Schalamow arbeitet in Kohlegruben, im Schacht, beim Straßenbau, als Waldarbeiter, er wird für sogenannte "allgemeine Arbeiten" herangezogen und beschließt sehr bald: "ich werde nicht für diesen Staat arbeiten [ ] Einen Sklaven wird er nicht aus mir machen." Diese Art des Widerstandes hat in der von "normalen" Verbrechern und verachteten Brigadieren dominierten Lagerwelt nur begrenzten Erfolg. Knapp heißt es über die "Schläge des Jahres 1938":"mich schlugen sie unendlich viele Male." Im Herbst 1945 gelingt ihm ein "Fluchtversuch", bei dem klar ist, dass es sich aufgrund der geografischen Bedingungen nicht um ein Entkommen in die Freiheit handelt, sondern um eine Flucht aus einem Neben-in ein Zentrallager, um Beschwerden gegen die miserablen Arbeitsbedingungen beim Goldbergbau vorzubringen. Ein Selbstverstümmelungsversuch scheitert, mittlerweile gilt es vor allem, nicht zum "Dochodjaga", zum "Verrecker", zu werden - die drastische Bezeichnung für den Zustand völliger Entkräftung und Auszehrung knapp vor dem Tod.

Späte Rehabilitierung

In dieser Welt grenzenloser Grausamkeit, in der allgemeines Misstrauen herrscht und jeder sich selbst der Nächste ist, in der alle Abstufungen an Verschlagenheit und Niedertracht, von Verrat und Gewalt bis zu Mord und Totschlag, zum Alltag gehören, stellen zwei knapp geschilderte Episoden eine schillernde Ausnahme dar.
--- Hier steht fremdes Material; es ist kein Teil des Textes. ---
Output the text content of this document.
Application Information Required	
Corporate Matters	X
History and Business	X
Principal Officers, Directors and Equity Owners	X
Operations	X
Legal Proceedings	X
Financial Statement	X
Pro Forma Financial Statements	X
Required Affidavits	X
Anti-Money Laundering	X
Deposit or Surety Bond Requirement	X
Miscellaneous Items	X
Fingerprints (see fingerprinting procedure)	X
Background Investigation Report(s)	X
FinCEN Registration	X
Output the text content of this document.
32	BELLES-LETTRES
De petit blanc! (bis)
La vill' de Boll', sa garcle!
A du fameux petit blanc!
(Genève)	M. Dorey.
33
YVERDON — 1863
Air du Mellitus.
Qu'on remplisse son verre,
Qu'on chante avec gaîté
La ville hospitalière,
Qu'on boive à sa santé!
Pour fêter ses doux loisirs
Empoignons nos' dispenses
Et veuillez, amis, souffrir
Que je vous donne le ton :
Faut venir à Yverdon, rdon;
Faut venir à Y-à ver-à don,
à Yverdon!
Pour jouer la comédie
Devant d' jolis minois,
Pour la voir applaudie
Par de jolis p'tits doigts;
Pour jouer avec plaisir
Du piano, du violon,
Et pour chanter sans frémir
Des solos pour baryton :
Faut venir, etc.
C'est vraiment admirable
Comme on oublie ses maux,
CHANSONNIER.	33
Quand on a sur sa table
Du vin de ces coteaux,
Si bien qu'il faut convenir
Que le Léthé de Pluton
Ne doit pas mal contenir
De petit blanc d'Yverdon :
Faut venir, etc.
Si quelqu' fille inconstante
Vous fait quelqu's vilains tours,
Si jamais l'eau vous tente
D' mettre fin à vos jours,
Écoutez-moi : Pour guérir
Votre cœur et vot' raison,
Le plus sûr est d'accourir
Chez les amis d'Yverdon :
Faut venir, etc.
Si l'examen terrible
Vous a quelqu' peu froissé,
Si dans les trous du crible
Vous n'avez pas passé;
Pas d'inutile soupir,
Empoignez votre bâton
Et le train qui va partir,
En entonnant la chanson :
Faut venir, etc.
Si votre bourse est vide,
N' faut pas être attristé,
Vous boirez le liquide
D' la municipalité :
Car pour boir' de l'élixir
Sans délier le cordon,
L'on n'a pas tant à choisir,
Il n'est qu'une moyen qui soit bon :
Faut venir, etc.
In einem "Experiment" unterzieht eine Lagerärztin den Häftling S. mehrfach einer "Exhumierung" - es geht um Sex im Gulag. Die wenige Zeilen umfassende Skizze "Kilometer 23" unternimmt den Versuch, den Austausch von Zärtlichkeiten zwischen zwei Häftlingen zu beschreiben: "Ich streichelte und küsste Stefas Hände, und es war, als trügen sie Handschuhe, Lederhandschuhe mit abgeschnittenen Fingern, meine Lippen waren nicht erfroren, und ich küsste die harte, kratzige Haut der Hände und die zarte heiße Haut jeder Fingerspitze." Warlam Schalamow ist zu diesem Zeitpunkt zum mehr oder weniger "privilegierten" Arzthelfer avanciert. An seinem "Resümee" der Lagerhaft, die 1953, nach Stalins Tod, endet, ändern auch derartige Momente wenig: "Wie oft hat man auf mich geschossen? Mich mit der Waffe bedroht? Oft. Öfter wahrscheinlich als jeden Soldaten im zweiten Weltkrieg", schreibt er in Hinblick auf den mittlerweile beendeten "Großen Vaterländischen Krieg".

Eine Aufzeichnung in seinen Notizbüchern aus den späten 1950er Jahren, als Schalamow nach seiner Rückkehr aufs "Festland" mit der Niederschrift seiner Erzählungen aus Kolyma beginnt, konstatiert düster skeptisch: "Wer aus der Hölle zurückkehrt, bringt nichts mit. [] Alles wovon ich erzählen werde, wird zwangsläufig geglättet und abgemildert sein." Warlam Schalamow wird 1960 rehabilitiert und in den sowjetischen Schriftstellerverband aufgenommen, auch ein Band seiner im Lager entstandenen Gedichte kann erscheinen. Dennoch ist dem in den 1970ern in Russland praktisch vergessenen, mittlerweile in einem Altersheim lebenden Autor kein ruhiger Lebensabend beschieden. Nach Veröffentlichung seiner Texte im Westen wird der zuletzt fast blinde und taube Schalamow, der heute zu den bedeutendsten Schriftstellern Russlands zählt, vom KGB in die geschlossene Abteilung der Psychiatrie verlegt; dort stirbt er 1982.